‘Nails’ hammered by law


BY BRADY RHOADES: Garden Grove native and former New York Mets and Philadelphia Phillies star Lenny “Nails” Dykstra keeps getting hammered by the law.

Last week, Dykstra, who starred for the Mets and Philadelphia Phillies in the 1980s and 90s, was arrested in New Jersey and charged with making terrorist threats and drug possession.He was released from jail and is due in court in June.

The arrest was made after Dykstra allegedly threatened an Uber driver’s life after the driver refused to change Dykstra’s destination. The driver, who pulled over and fled from the car, claimed Dykstra put a gun to his head.

When police investigated, they found cocaine, Ecstasy and marijuana among Dykstra’s belongings. They did not find a weapon.

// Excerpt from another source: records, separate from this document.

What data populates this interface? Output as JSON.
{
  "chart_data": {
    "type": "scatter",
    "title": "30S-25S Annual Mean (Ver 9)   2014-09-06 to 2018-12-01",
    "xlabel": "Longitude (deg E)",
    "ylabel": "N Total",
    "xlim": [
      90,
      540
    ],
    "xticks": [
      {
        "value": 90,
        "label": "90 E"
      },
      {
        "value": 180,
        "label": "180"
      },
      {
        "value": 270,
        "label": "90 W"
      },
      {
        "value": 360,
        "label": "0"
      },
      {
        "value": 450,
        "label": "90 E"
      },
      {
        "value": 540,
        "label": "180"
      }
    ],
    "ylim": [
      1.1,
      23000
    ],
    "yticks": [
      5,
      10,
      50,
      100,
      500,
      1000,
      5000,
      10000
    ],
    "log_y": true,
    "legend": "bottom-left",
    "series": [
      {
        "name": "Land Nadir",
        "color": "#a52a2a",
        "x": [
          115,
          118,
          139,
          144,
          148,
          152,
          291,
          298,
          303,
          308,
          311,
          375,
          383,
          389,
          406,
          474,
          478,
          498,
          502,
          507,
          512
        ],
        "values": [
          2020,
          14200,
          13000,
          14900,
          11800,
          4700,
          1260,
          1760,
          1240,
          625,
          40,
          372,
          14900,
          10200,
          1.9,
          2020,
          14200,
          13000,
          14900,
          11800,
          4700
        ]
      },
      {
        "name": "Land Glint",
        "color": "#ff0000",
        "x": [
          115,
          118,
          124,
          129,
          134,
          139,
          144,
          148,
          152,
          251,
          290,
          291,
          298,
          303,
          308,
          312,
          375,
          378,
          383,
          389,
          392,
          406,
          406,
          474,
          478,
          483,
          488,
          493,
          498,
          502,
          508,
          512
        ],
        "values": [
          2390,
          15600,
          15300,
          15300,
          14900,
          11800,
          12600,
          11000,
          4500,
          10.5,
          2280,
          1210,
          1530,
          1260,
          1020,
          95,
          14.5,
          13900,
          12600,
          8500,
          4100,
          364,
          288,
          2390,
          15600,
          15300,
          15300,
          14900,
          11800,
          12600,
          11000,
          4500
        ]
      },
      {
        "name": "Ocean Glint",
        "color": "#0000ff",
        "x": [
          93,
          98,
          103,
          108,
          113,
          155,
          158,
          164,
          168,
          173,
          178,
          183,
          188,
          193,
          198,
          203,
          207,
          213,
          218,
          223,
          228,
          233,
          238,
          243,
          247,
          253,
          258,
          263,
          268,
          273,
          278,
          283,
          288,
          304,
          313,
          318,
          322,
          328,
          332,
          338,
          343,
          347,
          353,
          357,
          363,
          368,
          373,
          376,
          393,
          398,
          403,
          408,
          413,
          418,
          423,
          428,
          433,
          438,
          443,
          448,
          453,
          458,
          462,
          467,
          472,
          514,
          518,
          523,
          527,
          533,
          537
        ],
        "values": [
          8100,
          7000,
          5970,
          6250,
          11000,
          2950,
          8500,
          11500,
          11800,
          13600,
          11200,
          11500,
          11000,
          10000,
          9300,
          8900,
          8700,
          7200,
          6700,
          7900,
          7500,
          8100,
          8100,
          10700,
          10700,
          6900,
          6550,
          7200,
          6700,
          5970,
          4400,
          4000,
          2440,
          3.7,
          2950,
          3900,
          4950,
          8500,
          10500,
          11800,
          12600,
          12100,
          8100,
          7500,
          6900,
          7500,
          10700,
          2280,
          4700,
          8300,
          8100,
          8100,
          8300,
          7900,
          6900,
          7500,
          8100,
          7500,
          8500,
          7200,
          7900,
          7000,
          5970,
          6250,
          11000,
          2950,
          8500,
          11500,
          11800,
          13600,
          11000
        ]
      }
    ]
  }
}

Dykstra has made no official comment on the incident, but after his release on May 23 he tweeted or retweeted more than 100 times that day, including this lyric from a Teddy Pendergrass song:“You got bad luck. That’s what you got, that’s what you got.”

He also responded to a fan with this tweet: “Reminds me of some lyrics I left out. ‘Oh, what a niiiight.’ – New Jersey’s own @frankievalli and the @FourSeasons.”The Uber driver told police he had picked up Dykstra in Linden for a scheduled fare. Dykstra tried to change the destination, and when the driver refused, Dykstra allegedly put a weapon to his head and threatened to kill him, police said.Dykstra denies threatening the driver. He told police the driver went berserk for unexplained reasons and was driving 100 mph at one point, sparking an argument.

This is not Dykstra’s first run-in with the law. Since retiring, the 55-year-old was sentenced to three years in prison in 2012 for grand theft auto and filing a false financial statement. He served six and a half months of his sentence. His post-baseball troubles also include bankruptcy and a trip to rehab.

Dykstra published his autobiography, titled “House of Nails: A Memoir of Life on the Edge,” in 2016.

Dykstra, who starred at Garden Grove High School, where he was so obsessed with baseball that he’d wear his uniform to school, won a World Series with the Mets in 1986 and made three all-star teams as a member of the Phillies in the 1990s. He has a career batting average of .285. His hard-nosed play, a style some likened to Pete Rose’s, earned him his nickname.